Clauses are provisions in your surety bond agreement. It specifies the obligations and rights of the surety bond parties, which are as follows:
• Principal – the party who is obligated to fulfill the bonded duties
• Obligee – the party who will receive compensation
• Surety – the party who will execute the surety bond
The majority of surety bond clauses are based on statutes, regulations, or ordinances, and dictated by the Obligee or the bond’s beneficiary. Most of the clauses are the same, some go beyond the norm, such as these 5 surety bond clauses:
Extended Term Clause
This allows the Obligee to make a claim years after the bond has been canceled. This is also known as a “tail.” The length of time claims can be made against a canceled bond will depend on the Obligee and varies by bond.
It is the duty of the Surety’s underwriter to thoroughly check the statutory limitations for filing claims.
What does this clause mean for the Principal? The Principal must still reimburse the Surety for the amount paid even after the bond has been canceled.
Liquidated Damages Clause
Some bond agreements state that the Obligee can be paid a certain amount if there is a delay or if the Principal defaults on his or her obligations. This clause is typically added if the exact amount to be paid cannot be quantified or assessed.
The exact amount to be paid, however, must be agreed upon before the contract is executed.

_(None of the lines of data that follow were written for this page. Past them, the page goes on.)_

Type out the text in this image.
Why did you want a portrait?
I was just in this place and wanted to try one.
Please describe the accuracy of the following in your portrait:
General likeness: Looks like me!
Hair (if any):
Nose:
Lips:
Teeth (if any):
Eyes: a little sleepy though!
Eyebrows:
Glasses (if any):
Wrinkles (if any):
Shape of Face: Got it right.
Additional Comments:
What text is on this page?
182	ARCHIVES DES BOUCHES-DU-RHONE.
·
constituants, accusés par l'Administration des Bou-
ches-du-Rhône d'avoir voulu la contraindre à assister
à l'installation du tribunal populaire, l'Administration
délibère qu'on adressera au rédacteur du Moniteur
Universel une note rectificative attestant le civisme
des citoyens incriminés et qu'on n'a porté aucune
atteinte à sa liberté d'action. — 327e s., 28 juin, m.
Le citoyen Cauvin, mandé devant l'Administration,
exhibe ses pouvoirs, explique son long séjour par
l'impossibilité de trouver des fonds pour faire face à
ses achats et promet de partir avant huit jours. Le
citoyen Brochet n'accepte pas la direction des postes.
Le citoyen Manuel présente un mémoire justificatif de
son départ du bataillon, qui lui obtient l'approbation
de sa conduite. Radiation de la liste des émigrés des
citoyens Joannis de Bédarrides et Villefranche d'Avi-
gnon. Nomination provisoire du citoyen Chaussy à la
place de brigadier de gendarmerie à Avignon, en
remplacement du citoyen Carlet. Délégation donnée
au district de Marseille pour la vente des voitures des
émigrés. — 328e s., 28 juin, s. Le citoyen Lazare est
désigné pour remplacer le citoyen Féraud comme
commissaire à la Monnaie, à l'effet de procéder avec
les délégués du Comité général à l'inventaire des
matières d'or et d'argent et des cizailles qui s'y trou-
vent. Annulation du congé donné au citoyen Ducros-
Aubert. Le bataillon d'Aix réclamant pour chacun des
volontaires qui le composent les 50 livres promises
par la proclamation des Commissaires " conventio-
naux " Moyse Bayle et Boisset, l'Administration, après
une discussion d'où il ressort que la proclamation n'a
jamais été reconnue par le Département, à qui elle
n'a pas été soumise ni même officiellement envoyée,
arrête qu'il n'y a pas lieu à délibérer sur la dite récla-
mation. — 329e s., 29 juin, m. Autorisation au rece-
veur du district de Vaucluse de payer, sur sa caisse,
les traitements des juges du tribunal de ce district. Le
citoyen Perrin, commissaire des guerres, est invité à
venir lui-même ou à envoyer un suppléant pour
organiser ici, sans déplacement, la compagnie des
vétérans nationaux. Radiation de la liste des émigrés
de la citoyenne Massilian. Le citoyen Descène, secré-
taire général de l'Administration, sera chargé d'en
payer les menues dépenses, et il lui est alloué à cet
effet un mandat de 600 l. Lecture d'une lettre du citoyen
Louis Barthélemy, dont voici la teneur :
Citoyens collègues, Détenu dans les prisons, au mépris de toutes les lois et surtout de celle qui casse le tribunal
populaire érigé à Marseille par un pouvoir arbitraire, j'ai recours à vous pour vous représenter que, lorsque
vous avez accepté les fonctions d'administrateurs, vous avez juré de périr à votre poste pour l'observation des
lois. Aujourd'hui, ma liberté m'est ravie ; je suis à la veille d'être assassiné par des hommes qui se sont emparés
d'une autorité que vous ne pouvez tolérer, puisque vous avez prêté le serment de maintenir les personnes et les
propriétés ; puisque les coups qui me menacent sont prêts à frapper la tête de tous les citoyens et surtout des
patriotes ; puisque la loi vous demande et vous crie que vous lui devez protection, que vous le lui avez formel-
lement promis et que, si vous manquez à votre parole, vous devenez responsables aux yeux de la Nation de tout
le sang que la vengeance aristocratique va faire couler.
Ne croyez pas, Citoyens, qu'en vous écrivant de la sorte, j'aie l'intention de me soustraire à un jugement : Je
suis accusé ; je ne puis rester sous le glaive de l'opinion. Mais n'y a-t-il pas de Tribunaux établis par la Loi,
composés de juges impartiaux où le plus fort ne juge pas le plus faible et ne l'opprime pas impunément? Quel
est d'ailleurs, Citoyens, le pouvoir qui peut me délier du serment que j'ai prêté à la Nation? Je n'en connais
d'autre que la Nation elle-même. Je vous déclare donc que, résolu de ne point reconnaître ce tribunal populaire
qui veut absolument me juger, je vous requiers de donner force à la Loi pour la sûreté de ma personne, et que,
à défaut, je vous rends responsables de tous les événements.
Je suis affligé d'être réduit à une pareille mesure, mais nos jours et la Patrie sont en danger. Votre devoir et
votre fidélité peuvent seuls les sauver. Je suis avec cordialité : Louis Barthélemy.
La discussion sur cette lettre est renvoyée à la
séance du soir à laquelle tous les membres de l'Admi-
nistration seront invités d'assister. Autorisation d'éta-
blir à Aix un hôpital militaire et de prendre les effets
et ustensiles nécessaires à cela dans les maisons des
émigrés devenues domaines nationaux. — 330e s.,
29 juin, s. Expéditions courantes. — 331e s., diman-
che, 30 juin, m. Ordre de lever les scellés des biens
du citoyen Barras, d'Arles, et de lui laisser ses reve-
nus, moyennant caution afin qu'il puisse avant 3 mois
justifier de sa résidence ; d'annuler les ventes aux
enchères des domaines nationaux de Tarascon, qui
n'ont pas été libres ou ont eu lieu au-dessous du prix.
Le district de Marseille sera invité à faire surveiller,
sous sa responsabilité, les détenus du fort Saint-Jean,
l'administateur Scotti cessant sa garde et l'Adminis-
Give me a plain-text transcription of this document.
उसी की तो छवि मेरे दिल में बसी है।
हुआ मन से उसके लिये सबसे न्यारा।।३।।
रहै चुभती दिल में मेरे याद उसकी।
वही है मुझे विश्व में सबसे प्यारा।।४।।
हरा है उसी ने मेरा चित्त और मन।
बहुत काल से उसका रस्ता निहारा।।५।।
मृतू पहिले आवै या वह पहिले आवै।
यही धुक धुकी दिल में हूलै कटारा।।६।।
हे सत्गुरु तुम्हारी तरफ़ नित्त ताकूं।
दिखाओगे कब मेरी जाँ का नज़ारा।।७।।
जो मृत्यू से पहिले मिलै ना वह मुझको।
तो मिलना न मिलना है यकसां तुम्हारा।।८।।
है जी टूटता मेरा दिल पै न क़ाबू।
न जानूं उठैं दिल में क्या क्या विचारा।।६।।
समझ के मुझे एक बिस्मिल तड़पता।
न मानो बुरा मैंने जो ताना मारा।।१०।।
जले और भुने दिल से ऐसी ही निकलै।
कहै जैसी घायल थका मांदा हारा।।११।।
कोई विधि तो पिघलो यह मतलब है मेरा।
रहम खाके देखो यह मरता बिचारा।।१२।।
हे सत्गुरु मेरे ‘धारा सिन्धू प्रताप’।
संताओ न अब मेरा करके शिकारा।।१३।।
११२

For example, the contract must state that the Principal and Surety agree to pay liquidated damages of $500 for each default.
Third-Party Liability Clause
Some regulations allow not just the Obligee to be the beneficiary of the bond but injured third parties as well. The liability of the Principal and Surety to third parties is, however, limited. Oftentimes, third parties who can make a claim against the bond are those who have suffered bodily injury or property damage.
This type of surety bond clause can often be found in commercial bonds. It allows the Obligee to forfeit the total amount of the bond if the Principal breaches the bonded contract, regardless of the Obligee’s actual financial loss.
For example, the total financial loss of the Obligee due to the Principal’s default is only $15,000. The total bond amount, on the other hand, is $500,000. Because of the forfeiture clause, the entire $500,000 can be forfeited.
An example of this is the Iowa Wine Permit Bond. The clause in the IAC stating the forfeiture:
“5.9(2) Forfeiture of bond. The surety bond shall contain a provision for the principal and surety to consent to the forfeiture of the principal sum of the bond in the event of revocation of the license or permit by the violation of any Iowa Code provision which requires forfeiture of the bond.”
Surety bond underwriters typically require a full deposit of collateral if a bond has this type of clause.
Adverse Selection Clause
There are statutes, regulations, or ordinances that will only require a surety bond if the Principal does not meet certain qualifications such as not having enough money for the required tangible net worth.
The good thing about the adverse selection clause is that it gives certain applicants a chance to still qualify despite not meeting the requirements by having a surety bond in place.
Clauses play a significant role in the fulfillment of the Principal’s obligations as well as the underwriting process. If you have one of these clauses in your agreement, it’s always best to do a deep dive before signing the contract. Start by asking your Surety how it will affect your bonded obligations.